4.2、BeautifulSoup对象的核心和专属方法

from bs4 import BeautifulSoup
from bs4 import Comment
# 示例HTML文档
html_doc = """
<div class="container">
    <a href="link1.html" class="nav">首页</a>
    <a href="link2.html" class="nav">产品</a>
    <a href="link3.html" class="nav">关于我们</a>
    <p id="info">联系电话：123456</p>
</div>
"""
##############  获取 BeautifulSoup 对象
soup = BeautifulSoup(html_doc, "lxml")

# --------------------------
# 专属方法（文档级操作）
# --------------------------
# 1、按缩进格式化输出
print(soup.prettify())

# 2、创建新的标签
new_div = soup.new_tag("div", class_="footer")
new_div.string = "版权所有 © 2026"
# 找到body（若没有则找html），添加新标签
if soup.body:
    soup.body.append(new_div)
else:
    soup.html.append(new_div)  # 将新创建的标签添加到文档中
# print(soup.prettify())

# 3、将文档转为字节串，用于保存到文件
html_bytes = soup.encode("utf-8")
# print(html_bytes)
print("文档字节串长度：", len(html_bytes))

# 4、将字节串转回字符串
html_str = soup.encode("utf-8").decode("utf-8")
# print(html_str)

# --------------------------
# 通用查找方法（最常用）
# --------------------------
# 1、查找第一个 class属性为nav的a标签对象
first_nav = soup.find('a', class_="nav")
print("第一个class属性为nav的标签文本: ", first_nav.string)

# 2、全局查找所有class为nav的a标签
find_all_nva = soup.find_all('a', class_="nav")
print("所有导航链接：")
for link in find_all_nva:
    print(f"文本：{link.get_text()}，链接：{link.get('href')}")

# 3、用CSS选择器查找id为info的p标签
info_tag = soup.select_one('#info')
print("\n信息文本：", info_tag.get_text(strip=True))

# 4、提取整个文档的所有文本（去空白）
all_text = soup.get_text(strip=True, separator=' | ')
print("\n文档所有文本：", all_text)

4.3、Tag对象的核心方法

from bs4 import BeautifulSoup
import re

# 示例HTML文档
html_doc = """
<html>
    <head>
        <title>测试页面</title>
    </head>
    <body>
        <div class="container">
            <a href="link1.html" class="nav">首页</a>
            <a href="link2.html" class="nav">产品</a>
            <a href="link3.html" class="nav">关于我们</a>
            <p id="info">联系电话：123456</p>
        </div>
        <div id="main" class="container1">
            <p class="content">这是第一段文本<!-- 这是注释 --></p>
            <p class="content">这是第二段文本<span class="highlight">（高亮部分）</span></p>
            <a href="https://example.com" class="link external">示例链接1</a>
            <a href="/internal/page" class="link internal">示例链接2</a>
        </div>
        <div class="sidebar">
            <p class="tip">侧边栏提示</p>
        </div>
    <body>
</html>
"""
##############  获取 BeautifulSoup 对象
soup = BeautifulSoup(html_doc, "lxml")

# --------------------------
# 1. 查找类方法
# --------------------------
print("=" * 60)
# 查找第一个 class属性为nav的a标签对象
first_nav = soup.find(name='a', class_="nav")
print(f"第一个class属性为nav的标签: '{first_nav}'，标签中文本: {first_nav.string}")

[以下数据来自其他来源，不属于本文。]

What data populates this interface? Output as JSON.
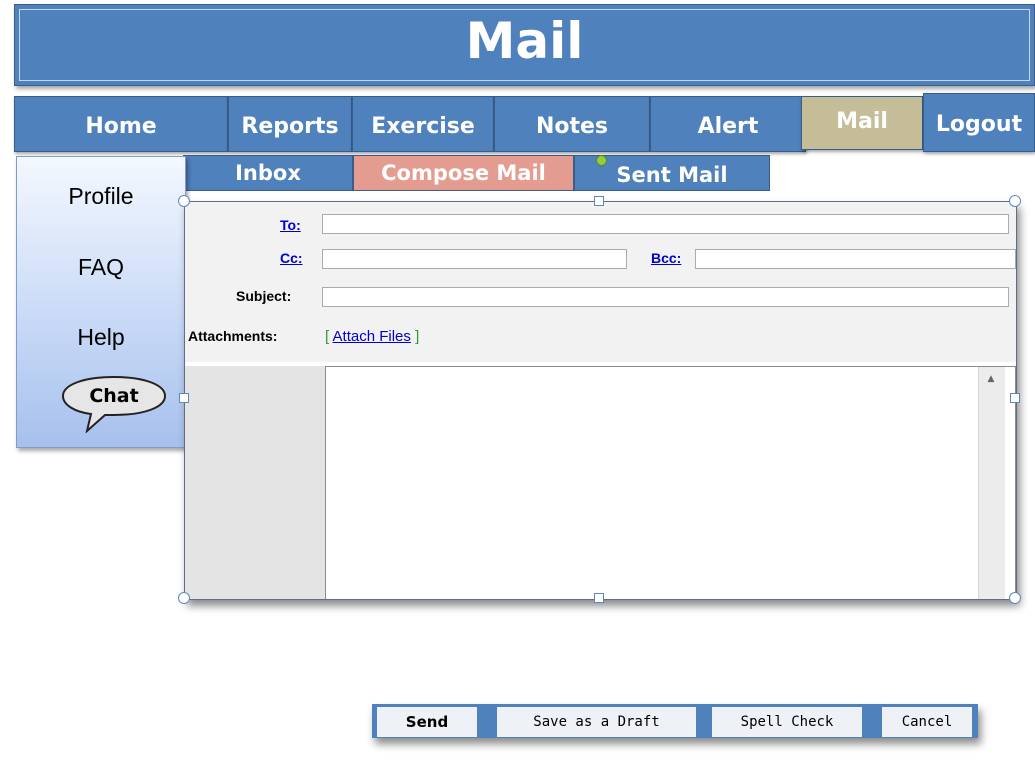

p3 = soup.find(string=re.compile('第二段'))
print(p3.parent.text)  # 输出：这是第二段文本（高亮部分）

# 全局查找所有class为nav的a标签
find_all_nva = soup.find_all('a', class_="nav")
print("所有class属性为nav的标签: ")
for link in find_all_nva:
    print(f"  标签中文本: {link.get_text(strip=True)}，链接: {link.get('href', '')}")

external_a = soup.find_all('a', href=re.compile('^https'))
print("按属性匹配href以https开头: ", external_a[0].text)

# 查找多个标签（p和a）
p_a_tags = soup.find_all(['p', 'a'])
print("查找多个p和a标签: ", len(p_a_tags))

# 限制返回数量
first_1_a = soup.find_all('a', limit=1)
print("限制返回数量: ", len(first_1_a))

# 用CSS选择器查找id为info的p标签
info_tag = soup.select_one('#info')
print("select_one查找第一个匹配到的子标签: ", info_tag.get_text(strip=True))

# 用CSS选择器查找所有class为nav的标签
find_all_nav2 = soup.select('.nav')
print("select查找所有匹配到的子标签: ", find_all_nav2)

# ID选择器（#main）
main_div = soup.select('#main')[0]  # 返回列表，取第一个
print("select ID选择器: ", main_div.attrs)  # 输出：{'id': 'main', 'class': ['container']}

# 类选择器（.content）+ 后代选择器（#main .content）
content_ps = soup.select('#main .content')
print("select 类选择器: ", content_ps)

# 属性选择器（a[href^="https"]）
external_a = soup.select('a[href^="https"]')[0]
print("select 属性选择器: ", external_a['href'])

# 子选择器（div > a）
direct_a = soup.select('div > a')
print("select 子选择器: ", direct_a)  # 输出：2（div的直接子a标签）

# 找到第一个a标签的父div（container）
a_tag = soup.find('a')
print(a_tag)
parent_div = a_tag.find_parent('div', class_='container')
print("父div：", parent_div)  # 输出：container

# 找到所有祖先标签（html/body/div）
all_parents = a_tag.find_parents()
print("所有祖先标签名：", [p.name for p in all_parents if p.name])  # 输出：['div', 'body', 'html']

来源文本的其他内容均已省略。